Há dias, por diploma avulso (mas complementar face ao CCP), surgiu um regime que visa simplificar essa fase: refiro-me ao regime do Portal Nacional dos Fornecedores do Estado, aprovado pelo Decreto-Lei n.º 72/2018. Este regime, em vigor a partir de 1 de Janeiro de 2019 (artigo 22.º) e aplicável unicamente aos procedimentos que se iniciem a partir da sua entrada em vigor (artigo 21.º/1), assenta na criação de uma plataforma informática, de adesão voluntária, que agrega informação sobre a situação fiscal e contributiva dos operadores económicos, bem como informação sobre a respectiva idoneidade do ponto de vista do registo criminal (artigo 1.º/2 e 3). Esta plataforma deverá ser criada e gerida pelo IMPIC (artigo 4.º), devendo ser interoperável com o Portal Base (artigo 5.º/2). A ideia, em síntese, é permitir que os operadores económicos que adiram a este Portal de Fornecedores fiquem dispensados de apresentar os documentos comprovativos de que não se encontram em qualquer situação de impedimento decorrente da sua situação tributária, contributiva ou criminal (artigo 3.º/2).
Em termos gerais, a intenção do regime é boa, podendo até pensar-se, no futuro, na transição para um sistema de inscrição obrigatória no Portal – com a consequente dispensa da fase da habilitação tal como a conhecemos, que, nesse caso, passaria a uma mera verificação formal junto do Portal, pela entidade adjudicante, da situação do adjudicatário. Aliás, sobretudo quando a entidade adjudicante é o Estado, a mera obrigação de demonstrar que não se deve ao Fisco nem à Segurança Social, nem se foi condenado pela prática de qualquer crime, não deixa de ser algo paradoxal, já que, se há entidade que tinha o dever de conhecer essas informações essa é, precisamente, o Estado…

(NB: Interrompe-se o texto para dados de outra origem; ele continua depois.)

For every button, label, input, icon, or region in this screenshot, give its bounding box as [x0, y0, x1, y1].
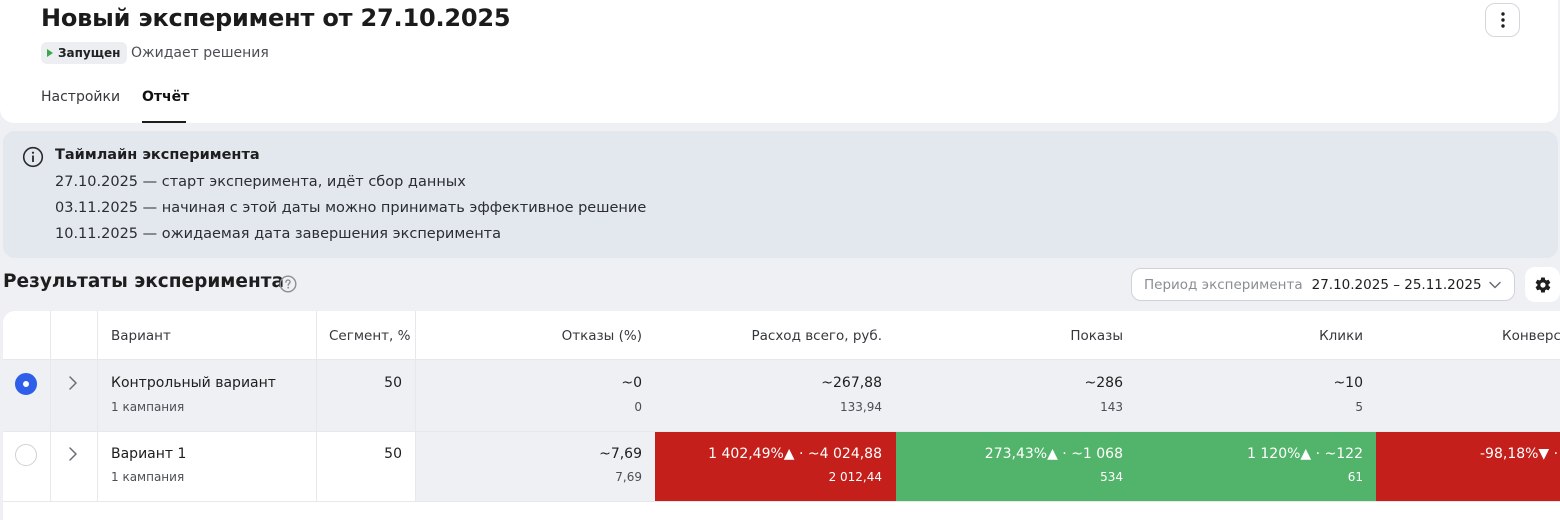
- clicks-delta-cell: [1136, 431, 1376, 501]
- divider: [3, 431, 1560, 432]
- bounces-cell: [415, 431, 655, 501]
- divider: [97, 311, 98, 501]
- spend-sub: 133,94: [840, 400, 882, 414]
- table-row[interactable]: [3, 359, 1560, 431]
- timeline-line: 27.10.2025 — старт эксперимента, идёт сб…: [55, 174, 466, 190]
- column-header-variant[interactable]: Вариант: [111, 328, 171, 344]
- divider: [50, 311, 51, 501]
- info-icon: [22, 146, 44, 168]
- status-badge: Запущен: [41, 42, 128, 64]
- timeline-line: 03.11.2025 — начиная с этой даты можно п…: [55, 200, 647, 216]
- impressions-sub: 534: [1100, 470, 1123, 484]
- impressions-value: ~286: [1084, 375, 1123, 391]
- impressions-delta-cell: [896, 431, 1136, 501]
- divider: [415, 311, 416, 501]
- tab-settings[interactable]: Настройки: [41, 89, 121, 105]
- timeline-panel: Таймлайн эксперимента 27.10.2025 — старт…: [3, 131, 1558, 258]
- variant-name: Контрольный вариант: [111, 375, 276, 391]
- bounces-value: ~7,69: [599, 446, 642, 462]
- variant-campaigns: 1 кампания: [111, 470, 185, 484]
- divider: [316, 311, 317, 501]
- spend-sub: 2 012,44: [828, 470, 882, 484]
- timeline-title: Таймлайн эксперимента: [55, 147, 260, 163]
- chevron-right-icon[interactable]: [67, 375, 79, 391]
- question-icon[interactable]: [279, 275, 297, 293]
- column-header-clicks[interactable]: Клики: [1319, 328, 1363, 344]
- decision-status: Ожидает решения: [131, 45, 269, 61]
- clicks-delta-value: 1 120%▲ · ~122: [1247, 446, 1363, 462]
- period-label: Период эксперимента: [1144, 276, 1303, 293]
- column-header-conversions[interactable]: Конверсии: [1502, 328, 1560, 344]
- play-icon: [47, 49, 53, 57]
- column-header-bounces[interactable]: Отказы (%): [561, 328, 642, 344]
- settings-button[interactable]: [1525, 267, 1560, 302]
- more-button[interactable]: [1485, 3, 1520, 37]
- row-select-radio[interactable]: [15, 444, 37, 466]
- column-header-segment[interactable]: Сегмент, %: [329, 328, 411, 344]
- status-badge-label: Запущен: [58, 46, 121, 60]
- variant-name: Вариант 1: [111, 446, 187, 462]
- experiment-header-card: Новый эксперимент от 27.10.2025 Запущен …: [0, 0, 1558, 123]
- clicks-value: ~10: [1333, 375, 1363, 391]
- column-header-spend[interactable]: Расход всего, руб.: [751, 328, 882, 344]
- period-select[interactable]: Период эксперимента 27.10.2025 – 25.11.2…: [1131, 268, 1515, 301]
- tab-report[interactable]: Отчёт: [142, 89, 190, 105]
- row-select-radio[interactable]: [15, 373, 37, 395]
- period-value: 27.10.2025 – 25.11.2025: [1311, 276, 1482, 293]
- bounces-sub: 0: [634, 400, 642, 414]
- column-header-impressions[interactable]: Показы: [1070, 328, 1123, 344]
- chevron-right-icon[interactable]: [67, 446, 79, 462]
- more-vertical-icon: [1500, 12, 1505, 28]
- segment-value: 50: [384, 446, 402, 462]
- clicks-sub: 61: [1347, 470, 1363, 484]
- bounces-sub: 7,69: [615, 470, 642, 484]
- table-row[interactable]: [3, 431, 415, 501]
- variant-campaigns: 1 кампания: [111, 400, 185, 414]
- timeline-line: 10.11.2025 — ожидаемая дата завершения э…: [55, 226, 502, 242]
- divider: [3, 501, 1560, 502]
- conversions-delta-cell: [1376, 431, 1560, 501]
- gear-icon: [1535, 277, 1550, 293]
- bounces-value: ~0: [621, 375, 642, 391]
- divider: [3, 359, 1560, 360]
- impressions-delta-value: 273,43%▲ · ~1 068: [984, 446, 1123, 462]
- segment-value: 50: [384, 375, 402, 391]
- results-table: Вариант Сегмент, % Отказы (%) Расход все…: [3, 311, 1560, 520]
- conversions-delta-value: -98,18%▼ ·: [1480, 446, 1559, 462]
- active-tab-indicator: [142, 121, 186, 123]
- clicks-sub: 5: [1355, 400, 1363, 414]
- spend-delta-cell: [655, 431, 896, 501]
- spend-value: ~267,88: [821, 375, 882, 391]
- page-title: Новый эксперимент от 27.10.2025: [41, 4, 511, 32]
- spend-delta-value: 1 402,49%▲ · ~4 024,88: [708, 446, 882, 462]
- results-title: Результаты эксперимента: [3, 271, 284, 292]
- impressions-sub: 143: [1100, 400, 1123, 414]
- chevron-down-icon: [1489, 281, 1501, 289]
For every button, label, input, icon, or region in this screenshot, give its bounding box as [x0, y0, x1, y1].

Seja como for, há aspectos do regime que, mais uma vez (como sucedeu com a revisão de 2017 do Código), são relegados para futuras portarias governamentais, nomeadamente a questão da diferenciação de acesso à informação (artigo 5.º/6) e o montante da taxa a pagar pela inscrição no Portal e a manutenção, nele, do registo criminal do operador económico (melhor, dos titulares dos respectivos órgãos de administração, direcção ou gerência) (artigo 17.º). O primeiro aspecto é particularmente relevante no que concerne à protecção dos dados fornecidos pelos operadores económicos – preocupação que, de resto, me parece ser transversal a todo o Decreto-Lei n.º 72/2018 (mas que pode, eventualmente, vir a ser vulnerada pelo regime da portaria que virá regulamentar o seu artigo 5.º/6).
De notar, ainda, que não estamos perante qualquer sucedâneo do “certificado de inscrição em lista oficial de fornecedores de bens móveis ou de prestadores de serviços (…) que revele a titularidade das habilitações adequadas e necessárias à execução das prestações objecto do contrato a celebrar”, a que se referia o anterior artigo 81.º/4 do CCP (e que foi, em boa hora, revogado, já que tal documento não existia, o que suscitava diversas dúvidas quanto ao documento a apresentar em sua substituição, tendo-se a prática orientado, à falta de melhor, no sentido de dever ser apresentada a certidão de registo comercial).
Do mesmo modo, estas informações não abrangem outros impedimentos além daqueles a que o próprio Decreto-Lei n.º 72/2018 se refere (por remissão para o CCP), pelo que não está aqui incluído, nomeadamente, o impedimento previsto no artigo 55.º/1, alínea l) do CCP – continuando, portanto, a suscitar-se a questão prática de saber de que modo pode a entidade adjudicante ter conhecimento do incumprimento de contratos anteriores pelo operador económico, se tais contratos não tiverem sido celebrados consigo.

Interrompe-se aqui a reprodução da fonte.